A quick recap of last week:
-Monday-went in to the hospital to have an amniocentesis done to make sure his lungs were mature enough to be induced. I can honestly tell you right now that I will never have that done again! It hurt, and it made me sick, and if they had come back to tell me that his lungs were not mature, it would not have been worth it. The only reason it is worth it now is because I have a little boy to love on! Anyway, about 5 pm they came back and said that he was ok to come out, so they gave me some medicine to soften my cervix and told me to go to sleep for the night.

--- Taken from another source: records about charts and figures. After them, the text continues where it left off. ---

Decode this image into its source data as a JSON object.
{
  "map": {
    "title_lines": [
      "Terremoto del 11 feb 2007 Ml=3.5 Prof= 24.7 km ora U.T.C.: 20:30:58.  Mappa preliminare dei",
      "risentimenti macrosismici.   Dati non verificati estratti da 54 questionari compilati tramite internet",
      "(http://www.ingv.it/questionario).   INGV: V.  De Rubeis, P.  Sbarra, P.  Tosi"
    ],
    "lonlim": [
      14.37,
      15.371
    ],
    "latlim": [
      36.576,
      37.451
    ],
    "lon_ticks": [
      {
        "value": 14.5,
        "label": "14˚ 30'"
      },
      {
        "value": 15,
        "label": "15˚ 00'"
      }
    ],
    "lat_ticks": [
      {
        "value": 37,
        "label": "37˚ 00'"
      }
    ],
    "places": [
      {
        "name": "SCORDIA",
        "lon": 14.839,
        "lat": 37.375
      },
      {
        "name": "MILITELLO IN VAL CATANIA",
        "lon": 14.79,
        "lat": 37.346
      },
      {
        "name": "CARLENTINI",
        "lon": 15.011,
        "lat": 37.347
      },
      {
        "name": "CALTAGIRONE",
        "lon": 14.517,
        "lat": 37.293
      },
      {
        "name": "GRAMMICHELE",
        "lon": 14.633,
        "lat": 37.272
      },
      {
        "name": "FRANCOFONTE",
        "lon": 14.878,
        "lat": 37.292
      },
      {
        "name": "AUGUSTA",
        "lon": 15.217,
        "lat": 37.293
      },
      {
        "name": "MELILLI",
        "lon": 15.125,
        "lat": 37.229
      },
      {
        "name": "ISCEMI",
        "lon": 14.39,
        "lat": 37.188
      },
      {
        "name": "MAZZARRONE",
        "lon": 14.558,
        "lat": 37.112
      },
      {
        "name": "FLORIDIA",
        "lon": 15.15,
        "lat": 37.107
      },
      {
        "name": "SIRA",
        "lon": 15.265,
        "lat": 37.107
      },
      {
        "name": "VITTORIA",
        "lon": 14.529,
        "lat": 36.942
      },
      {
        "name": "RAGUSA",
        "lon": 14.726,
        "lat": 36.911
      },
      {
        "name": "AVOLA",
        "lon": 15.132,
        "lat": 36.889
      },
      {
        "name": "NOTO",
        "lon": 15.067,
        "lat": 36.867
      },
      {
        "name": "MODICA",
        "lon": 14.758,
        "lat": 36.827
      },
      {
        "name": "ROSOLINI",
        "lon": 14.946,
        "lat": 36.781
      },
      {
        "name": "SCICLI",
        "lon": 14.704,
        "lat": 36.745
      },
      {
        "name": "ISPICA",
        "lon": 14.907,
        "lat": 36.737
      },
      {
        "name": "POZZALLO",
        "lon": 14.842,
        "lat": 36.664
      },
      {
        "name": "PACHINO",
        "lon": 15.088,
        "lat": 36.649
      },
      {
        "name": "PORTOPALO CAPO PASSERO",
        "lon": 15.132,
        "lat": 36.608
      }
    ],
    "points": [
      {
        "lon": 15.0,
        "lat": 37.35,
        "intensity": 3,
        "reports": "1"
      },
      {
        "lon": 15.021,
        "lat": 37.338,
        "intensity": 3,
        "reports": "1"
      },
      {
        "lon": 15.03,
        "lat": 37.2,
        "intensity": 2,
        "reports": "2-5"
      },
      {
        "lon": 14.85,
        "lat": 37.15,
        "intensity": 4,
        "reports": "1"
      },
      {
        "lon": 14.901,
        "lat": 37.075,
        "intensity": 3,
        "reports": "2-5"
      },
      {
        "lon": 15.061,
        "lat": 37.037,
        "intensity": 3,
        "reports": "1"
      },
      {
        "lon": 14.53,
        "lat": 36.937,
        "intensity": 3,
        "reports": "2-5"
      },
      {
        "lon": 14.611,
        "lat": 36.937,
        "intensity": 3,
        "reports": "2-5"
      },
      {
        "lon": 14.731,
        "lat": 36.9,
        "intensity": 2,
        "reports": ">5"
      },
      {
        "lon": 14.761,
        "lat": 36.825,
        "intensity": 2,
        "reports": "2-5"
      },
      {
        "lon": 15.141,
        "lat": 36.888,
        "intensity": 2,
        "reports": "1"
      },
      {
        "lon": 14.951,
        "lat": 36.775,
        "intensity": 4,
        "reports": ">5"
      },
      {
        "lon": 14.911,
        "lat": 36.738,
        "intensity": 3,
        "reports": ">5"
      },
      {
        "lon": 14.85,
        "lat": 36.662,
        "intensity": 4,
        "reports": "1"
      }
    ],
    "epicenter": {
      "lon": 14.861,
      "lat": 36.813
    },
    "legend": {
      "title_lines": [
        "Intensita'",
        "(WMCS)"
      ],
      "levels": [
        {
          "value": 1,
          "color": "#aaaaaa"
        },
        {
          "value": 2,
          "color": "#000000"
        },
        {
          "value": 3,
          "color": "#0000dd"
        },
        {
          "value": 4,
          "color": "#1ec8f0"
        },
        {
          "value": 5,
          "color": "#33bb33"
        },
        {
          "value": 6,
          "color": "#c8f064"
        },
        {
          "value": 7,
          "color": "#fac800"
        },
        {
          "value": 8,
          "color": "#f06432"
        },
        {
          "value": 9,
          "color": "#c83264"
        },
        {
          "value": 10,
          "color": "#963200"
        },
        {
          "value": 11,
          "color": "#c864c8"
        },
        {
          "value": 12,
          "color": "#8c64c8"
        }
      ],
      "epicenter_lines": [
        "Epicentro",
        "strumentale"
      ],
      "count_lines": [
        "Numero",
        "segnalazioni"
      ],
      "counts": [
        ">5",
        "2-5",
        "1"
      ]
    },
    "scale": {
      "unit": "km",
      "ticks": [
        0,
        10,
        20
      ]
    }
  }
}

-Tuesday the nurse came in at 5 in the morning, told me I was dialated to 2 and that at 6 they were going to start the pitocin. They didn't really start it until 6:30, and at 9:30 the doctor, whom I highly reccomend, came in and broke my water. At that point I was 4 cm dialated. They told me that when the contractions get unbearable to let them know and they would call for the epidural. About 10:30 I told them that I needed the epidural and I needed it now. So they called and came back and told me that the guy would be in soon. So, I waited and waited, and waited some more. At this time my contractions were coming very strong at every other minute. Finally about 11:15 the epidural man came and gave me the medicine. After it finally kicked in, I was doing much better. The nurse checked again right after he put the epidural in to see how far I was and her response was "oh my". I was 9 cm and fully effaced...this baby was coming. So she ran off to call the doc and to get everything ready. I laid there happily carrying on a conversation with Caleb, after all, I couldn't feel a thing! She came back in about 10 minutes later and told me the doc would be here in 5 minutes. I said ok, but I am feeling a little bit of pressure, can you check this out. She checked and she immediately put on her gloves because she thought she was going to deliver a baby right there. She poked her head out the door and told a nurse to call the doc to come now. As I lay there peacefully waiting on the birth of my boy, I can feel him inching his way out. The nurse gets herself into position to deliver as the doc comes running through the door! (Meanwhile I am watching a pretty good show on TV) He tells me to push once and the doc replied with, "Wow, this baby is ready to come right now!" I pushed three more times and heard the jubilient cry of my baby boy. I was so happy to hear that sound it made me cry. (Caleb did too!) And the rest of the story is nothing more than your normal clean up of the baby and things like that. Now we are home and I am so thankful for my little man. Even if he does get me up in the middle of the night.
I am still working on the nursing thing. It is terribly painful right now, but I am hoping that eases.